How LTE Measurement Events Work
The UE does not report randomly. It reports according to the measurement logic configured by the network.
| Term | Role in event reporting |
|---|---|
| Measurement object | Defines what the UE should measure, such as serving or neighbor frequencies, cells, or RATs. |
| Report configuration | Defines the event type and its reporting behavior, including thresholds, hysteresis, timeToTrigger, amount, and interval. |
| Measurement identity | Maps a measurement object to a report configuration so the UE knows which logic applies to which measured target. |
| Thresholds | Define the absolute level a serving cell, neighbor cell, or other target must cross. |
| Offsets | Define comparison margins between serving and neighbor conditions. |
| Hysteresis | Reduces event flapping by requiring extra margin before the condition is considered satisfied or cleared. |
| timeToTrigger | Requires the event condition to remain true for a configured time before the report is sent. |
| Report amount and report interval | Control how often and how many reports the UE returns after the event has been triggered. |
Common Mobility Tuning Problems
- Too many A3 reports causing ping-pong between similar neighbors.
- Handover happening too late because thresholds or timeToTrigger are too conservative.
- Too many A5-triggered reports caused by poor threshold planning.
- B1 or B2 not triggering properly for inter-RAT mobility.
- A6 behavior being misunderstood in SCell or carrier-aggregation scenarios.
- The event looking correct while the measId and reportConfig mapping is wrong in the actual RRC configuration.
Event Comparison
Event A3 vs A5
- A3 compares the serving cell and neighbor cell by using an offset relationship.
- A5 uses two explicit thresholds: one for serving degradation and one for neighbor suitability.
- A3 is often simpler for classic intra-LTE handover logic.
- A5 gives tighter threshold-based control when the network wants stronger gating.
Event B1 vs B2
- B1 is satisfied when the inter-RAT neighbor alone crosses its configured threshold.
- B2 needs both serving degradation and a suitable inter-RAT neighbor condition.
- B2 is usually more conservative because it depends on two conditions instead of one.
Event A2 vs A4
- A2 describes serving-cell deterioration.

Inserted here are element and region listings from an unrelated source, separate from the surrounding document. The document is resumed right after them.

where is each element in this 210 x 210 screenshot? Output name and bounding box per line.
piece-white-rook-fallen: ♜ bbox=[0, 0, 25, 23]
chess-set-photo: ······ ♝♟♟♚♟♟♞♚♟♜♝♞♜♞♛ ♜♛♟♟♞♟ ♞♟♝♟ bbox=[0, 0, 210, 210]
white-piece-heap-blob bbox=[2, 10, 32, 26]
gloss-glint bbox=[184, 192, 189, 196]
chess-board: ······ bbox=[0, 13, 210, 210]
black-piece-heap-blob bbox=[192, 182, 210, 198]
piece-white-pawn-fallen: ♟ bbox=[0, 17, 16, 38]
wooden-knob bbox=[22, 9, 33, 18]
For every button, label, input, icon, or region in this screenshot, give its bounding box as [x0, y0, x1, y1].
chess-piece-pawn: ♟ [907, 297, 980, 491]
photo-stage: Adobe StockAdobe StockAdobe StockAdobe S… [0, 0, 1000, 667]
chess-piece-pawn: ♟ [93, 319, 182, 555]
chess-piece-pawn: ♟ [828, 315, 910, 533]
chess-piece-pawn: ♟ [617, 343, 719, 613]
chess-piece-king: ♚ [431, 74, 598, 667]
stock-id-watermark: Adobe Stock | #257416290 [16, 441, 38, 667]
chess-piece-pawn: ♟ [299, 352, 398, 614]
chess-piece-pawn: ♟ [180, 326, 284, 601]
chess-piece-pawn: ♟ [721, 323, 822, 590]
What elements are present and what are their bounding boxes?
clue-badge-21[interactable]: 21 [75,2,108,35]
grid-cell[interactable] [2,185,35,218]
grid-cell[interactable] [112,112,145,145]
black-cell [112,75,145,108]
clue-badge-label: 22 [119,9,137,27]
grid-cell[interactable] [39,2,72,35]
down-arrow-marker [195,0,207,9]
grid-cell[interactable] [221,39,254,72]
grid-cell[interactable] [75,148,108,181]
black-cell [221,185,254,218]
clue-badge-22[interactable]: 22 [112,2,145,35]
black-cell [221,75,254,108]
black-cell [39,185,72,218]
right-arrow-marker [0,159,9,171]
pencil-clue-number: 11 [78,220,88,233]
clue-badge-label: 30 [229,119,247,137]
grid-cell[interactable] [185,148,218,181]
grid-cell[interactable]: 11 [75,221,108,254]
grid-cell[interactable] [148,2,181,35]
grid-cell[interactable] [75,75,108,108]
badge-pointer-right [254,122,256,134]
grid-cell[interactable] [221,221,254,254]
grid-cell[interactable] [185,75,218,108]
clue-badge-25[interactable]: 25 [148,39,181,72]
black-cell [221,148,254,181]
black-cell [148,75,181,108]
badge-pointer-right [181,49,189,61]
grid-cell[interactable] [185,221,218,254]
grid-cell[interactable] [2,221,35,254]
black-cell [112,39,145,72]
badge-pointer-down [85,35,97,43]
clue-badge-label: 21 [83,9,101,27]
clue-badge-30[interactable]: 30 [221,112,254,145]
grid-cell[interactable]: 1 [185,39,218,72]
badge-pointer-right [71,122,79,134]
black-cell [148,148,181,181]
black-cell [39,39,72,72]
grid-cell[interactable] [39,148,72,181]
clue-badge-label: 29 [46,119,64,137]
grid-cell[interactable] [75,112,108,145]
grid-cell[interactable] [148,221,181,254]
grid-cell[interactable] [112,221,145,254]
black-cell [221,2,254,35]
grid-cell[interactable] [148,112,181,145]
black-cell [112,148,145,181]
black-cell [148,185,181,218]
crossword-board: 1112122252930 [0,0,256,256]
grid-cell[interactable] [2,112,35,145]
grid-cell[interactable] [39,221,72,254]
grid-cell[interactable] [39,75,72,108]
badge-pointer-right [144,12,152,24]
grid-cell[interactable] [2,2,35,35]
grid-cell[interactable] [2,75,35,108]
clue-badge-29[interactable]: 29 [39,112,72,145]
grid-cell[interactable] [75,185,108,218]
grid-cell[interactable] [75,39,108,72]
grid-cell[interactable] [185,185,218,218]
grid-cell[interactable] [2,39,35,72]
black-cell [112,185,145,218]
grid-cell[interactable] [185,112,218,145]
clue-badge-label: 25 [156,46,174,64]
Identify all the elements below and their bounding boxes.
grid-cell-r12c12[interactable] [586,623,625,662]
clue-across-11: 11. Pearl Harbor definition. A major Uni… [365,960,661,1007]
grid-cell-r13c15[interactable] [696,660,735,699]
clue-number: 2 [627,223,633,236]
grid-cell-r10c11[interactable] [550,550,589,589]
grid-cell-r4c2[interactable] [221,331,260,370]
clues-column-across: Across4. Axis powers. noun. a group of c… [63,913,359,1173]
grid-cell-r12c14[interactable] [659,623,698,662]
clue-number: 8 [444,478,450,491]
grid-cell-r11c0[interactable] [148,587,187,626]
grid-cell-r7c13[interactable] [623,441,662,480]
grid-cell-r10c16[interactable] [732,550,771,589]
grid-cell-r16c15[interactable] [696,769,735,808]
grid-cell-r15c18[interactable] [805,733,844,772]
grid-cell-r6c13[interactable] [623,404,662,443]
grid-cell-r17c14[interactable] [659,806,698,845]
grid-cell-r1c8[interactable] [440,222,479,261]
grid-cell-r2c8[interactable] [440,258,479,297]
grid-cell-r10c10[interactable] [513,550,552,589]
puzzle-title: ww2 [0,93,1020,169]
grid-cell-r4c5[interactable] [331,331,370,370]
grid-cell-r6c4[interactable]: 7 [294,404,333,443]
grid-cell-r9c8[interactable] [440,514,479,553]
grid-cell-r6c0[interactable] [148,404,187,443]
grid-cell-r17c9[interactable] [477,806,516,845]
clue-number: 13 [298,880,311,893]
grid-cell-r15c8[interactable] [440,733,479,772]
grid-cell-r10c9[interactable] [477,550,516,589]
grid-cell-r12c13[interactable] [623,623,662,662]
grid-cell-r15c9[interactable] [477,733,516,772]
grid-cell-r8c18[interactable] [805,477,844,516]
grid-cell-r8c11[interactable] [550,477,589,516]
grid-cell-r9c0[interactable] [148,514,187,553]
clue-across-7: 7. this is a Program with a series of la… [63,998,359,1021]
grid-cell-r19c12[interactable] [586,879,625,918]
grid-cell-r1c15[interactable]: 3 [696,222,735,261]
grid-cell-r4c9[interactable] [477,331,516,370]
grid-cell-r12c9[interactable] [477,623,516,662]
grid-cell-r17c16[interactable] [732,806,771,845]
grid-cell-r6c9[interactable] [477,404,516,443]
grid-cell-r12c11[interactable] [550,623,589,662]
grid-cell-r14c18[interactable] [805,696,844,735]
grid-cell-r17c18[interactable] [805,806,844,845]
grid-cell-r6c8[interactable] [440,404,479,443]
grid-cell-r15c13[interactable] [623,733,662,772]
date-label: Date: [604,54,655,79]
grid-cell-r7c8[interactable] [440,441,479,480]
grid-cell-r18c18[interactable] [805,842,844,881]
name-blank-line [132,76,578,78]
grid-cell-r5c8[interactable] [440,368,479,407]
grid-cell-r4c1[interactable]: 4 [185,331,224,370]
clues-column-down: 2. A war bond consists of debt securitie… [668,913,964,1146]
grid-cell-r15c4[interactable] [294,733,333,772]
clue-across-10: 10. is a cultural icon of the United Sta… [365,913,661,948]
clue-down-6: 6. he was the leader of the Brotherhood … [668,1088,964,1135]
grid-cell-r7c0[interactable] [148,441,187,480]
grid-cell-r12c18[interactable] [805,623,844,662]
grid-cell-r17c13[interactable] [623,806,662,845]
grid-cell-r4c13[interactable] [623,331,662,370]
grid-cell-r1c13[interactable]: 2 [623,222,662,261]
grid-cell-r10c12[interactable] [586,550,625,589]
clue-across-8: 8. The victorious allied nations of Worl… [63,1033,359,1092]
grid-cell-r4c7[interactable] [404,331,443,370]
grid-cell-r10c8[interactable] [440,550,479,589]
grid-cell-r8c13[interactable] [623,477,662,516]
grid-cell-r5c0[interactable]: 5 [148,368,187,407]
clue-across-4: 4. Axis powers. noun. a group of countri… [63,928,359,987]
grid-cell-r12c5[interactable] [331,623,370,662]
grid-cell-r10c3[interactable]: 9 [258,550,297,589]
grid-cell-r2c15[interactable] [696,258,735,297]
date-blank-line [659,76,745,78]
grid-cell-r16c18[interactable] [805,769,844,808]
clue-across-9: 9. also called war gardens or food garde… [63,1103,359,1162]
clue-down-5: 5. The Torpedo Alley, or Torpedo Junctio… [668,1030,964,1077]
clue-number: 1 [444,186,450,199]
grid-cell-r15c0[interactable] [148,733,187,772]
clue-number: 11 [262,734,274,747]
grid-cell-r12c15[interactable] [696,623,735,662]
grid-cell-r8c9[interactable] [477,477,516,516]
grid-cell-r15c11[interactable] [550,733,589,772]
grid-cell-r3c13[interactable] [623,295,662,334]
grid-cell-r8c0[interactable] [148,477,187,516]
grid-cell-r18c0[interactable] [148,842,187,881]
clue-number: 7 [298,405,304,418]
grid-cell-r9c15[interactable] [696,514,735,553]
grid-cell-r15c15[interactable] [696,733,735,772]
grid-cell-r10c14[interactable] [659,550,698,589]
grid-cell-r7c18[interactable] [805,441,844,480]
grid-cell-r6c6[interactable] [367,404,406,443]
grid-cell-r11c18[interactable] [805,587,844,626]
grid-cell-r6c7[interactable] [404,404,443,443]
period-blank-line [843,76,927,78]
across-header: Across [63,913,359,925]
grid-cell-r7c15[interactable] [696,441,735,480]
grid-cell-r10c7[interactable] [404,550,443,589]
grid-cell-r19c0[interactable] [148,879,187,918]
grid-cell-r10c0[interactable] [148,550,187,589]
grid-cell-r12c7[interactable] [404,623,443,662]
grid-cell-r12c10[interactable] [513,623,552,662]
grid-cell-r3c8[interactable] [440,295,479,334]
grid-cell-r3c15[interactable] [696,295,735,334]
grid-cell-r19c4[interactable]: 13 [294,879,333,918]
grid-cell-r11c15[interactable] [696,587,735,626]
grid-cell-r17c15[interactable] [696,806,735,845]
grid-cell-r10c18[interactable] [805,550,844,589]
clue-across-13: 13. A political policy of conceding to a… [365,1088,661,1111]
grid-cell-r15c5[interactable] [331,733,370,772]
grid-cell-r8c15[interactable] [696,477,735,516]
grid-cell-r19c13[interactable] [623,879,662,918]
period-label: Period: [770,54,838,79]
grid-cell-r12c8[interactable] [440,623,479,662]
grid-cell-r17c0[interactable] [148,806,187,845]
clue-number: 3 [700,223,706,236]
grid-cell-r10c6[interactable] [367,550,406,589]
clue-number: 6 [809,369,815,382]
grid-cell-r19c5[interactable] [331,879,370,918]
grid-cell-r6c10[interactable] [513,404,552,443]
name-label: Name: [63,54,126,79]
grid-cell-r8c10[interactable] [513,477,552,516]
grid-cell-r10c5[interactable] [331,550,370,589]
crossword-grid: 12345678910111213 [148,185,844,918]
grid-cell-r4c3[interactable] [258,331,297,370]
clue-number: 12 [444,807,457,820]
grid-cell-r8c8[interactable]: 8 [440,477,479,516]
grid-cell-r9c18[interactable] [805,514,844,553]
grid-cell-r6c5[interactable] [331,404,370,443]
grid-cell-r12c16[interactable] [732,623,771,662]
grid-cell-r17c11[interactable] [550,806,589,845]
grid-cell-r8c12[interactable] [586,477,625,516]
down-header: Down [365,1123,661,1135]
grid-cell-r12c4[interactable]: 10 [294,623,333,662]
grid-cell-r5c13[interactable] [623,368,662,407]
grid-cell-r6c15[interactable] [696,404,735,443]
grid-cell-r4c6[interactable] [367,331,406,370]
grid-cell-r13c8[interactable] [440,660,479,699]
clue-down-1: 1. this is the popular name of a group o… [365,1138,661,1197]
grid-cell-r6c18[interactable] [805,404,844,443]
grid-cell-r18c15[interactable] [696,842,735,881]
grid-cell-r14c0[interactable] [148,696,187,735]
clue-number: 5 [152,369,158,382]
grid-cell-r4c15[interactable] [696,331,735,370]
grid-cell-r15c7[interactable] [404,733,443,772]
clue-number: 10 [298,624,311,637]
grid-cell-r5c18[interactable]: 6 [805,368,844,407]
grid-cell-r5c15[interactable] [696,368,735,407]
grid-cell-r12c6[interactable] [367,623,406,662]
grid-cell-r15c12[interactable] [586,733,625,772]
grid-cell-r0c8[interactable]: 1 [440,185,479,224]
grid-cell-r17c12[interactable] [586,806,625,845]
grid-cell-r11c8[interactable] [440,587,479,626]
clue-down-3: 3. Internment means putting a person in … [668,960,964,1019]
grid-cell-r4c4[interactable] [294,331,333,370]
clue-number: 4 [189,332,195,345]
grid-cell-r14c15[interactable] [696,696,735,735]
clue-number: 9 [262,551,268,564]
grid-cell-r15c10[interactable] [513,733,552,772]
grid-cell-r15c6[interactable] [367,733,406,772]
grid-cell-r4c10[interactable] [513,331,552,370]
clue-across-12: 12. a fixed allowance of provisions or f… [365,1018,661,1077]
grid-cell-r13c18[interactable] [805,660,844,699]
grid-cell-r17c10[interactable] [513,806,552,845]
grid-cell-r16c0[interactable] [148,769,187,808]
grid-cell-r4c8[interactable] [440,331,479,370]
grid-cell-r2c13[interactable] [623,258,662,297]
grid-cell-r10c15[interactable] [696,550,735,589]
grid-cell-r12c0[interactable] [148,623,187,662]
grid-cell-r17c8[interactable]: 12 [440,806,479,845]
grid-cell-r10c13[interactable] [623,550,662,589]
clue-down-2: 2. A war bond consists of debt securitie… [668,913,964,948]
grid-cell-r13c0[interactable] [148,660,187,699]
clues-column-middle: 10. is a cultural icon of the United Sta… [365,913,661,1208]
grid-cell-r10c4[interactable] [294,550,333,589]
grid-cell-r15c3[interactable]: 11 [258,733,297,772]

- A4 describes a neighbor cell crossing its own threshold.
- A2 and A4 answer different questions, so they should not be treated as substitutes.
Links to Event Pages
Core Event Pages
Advanced Event Pages
FAQ
What are LTE measurement events?
LTE measurement events are configured trigger conditions that tell the UE when to send a Measurement Report. They are not random reports; they are controlled by RRC configuration.
What is the difference between LTE Event A3 and A5?
A3 is based on a neighbor cell becoming offset better than the serving cell. A5 is based on two thresholds, one for serving degradation and one for neighbor suitability.
Which LTE measurement event is used for handover?
A3 is often the most common intra-LTE handover trigger. A5 is also widely used where tighter control of thresholds is needed.
When is LTE Event B2 used?
B2 is used for inter-RAT mobility when the serving LTE cell degrades and the target RAT neighbor also becomes good enough.
What causes too many LTE Event A3 reports?
Low hysteresis, short timeToTrigger, or aggressive offsets can make the UE report too often and can contribute to ping-pong behavior.
What is hysteresis in LTE measurement events?
Hysteresis is a margin added around an event condition to prevent reports from toggling too quickly when radio values fluctuate.
What is time-to-trigger in LTE measurement reporting?
timeToTrigger is the period for which the event condition must remain true before the UE sends the report.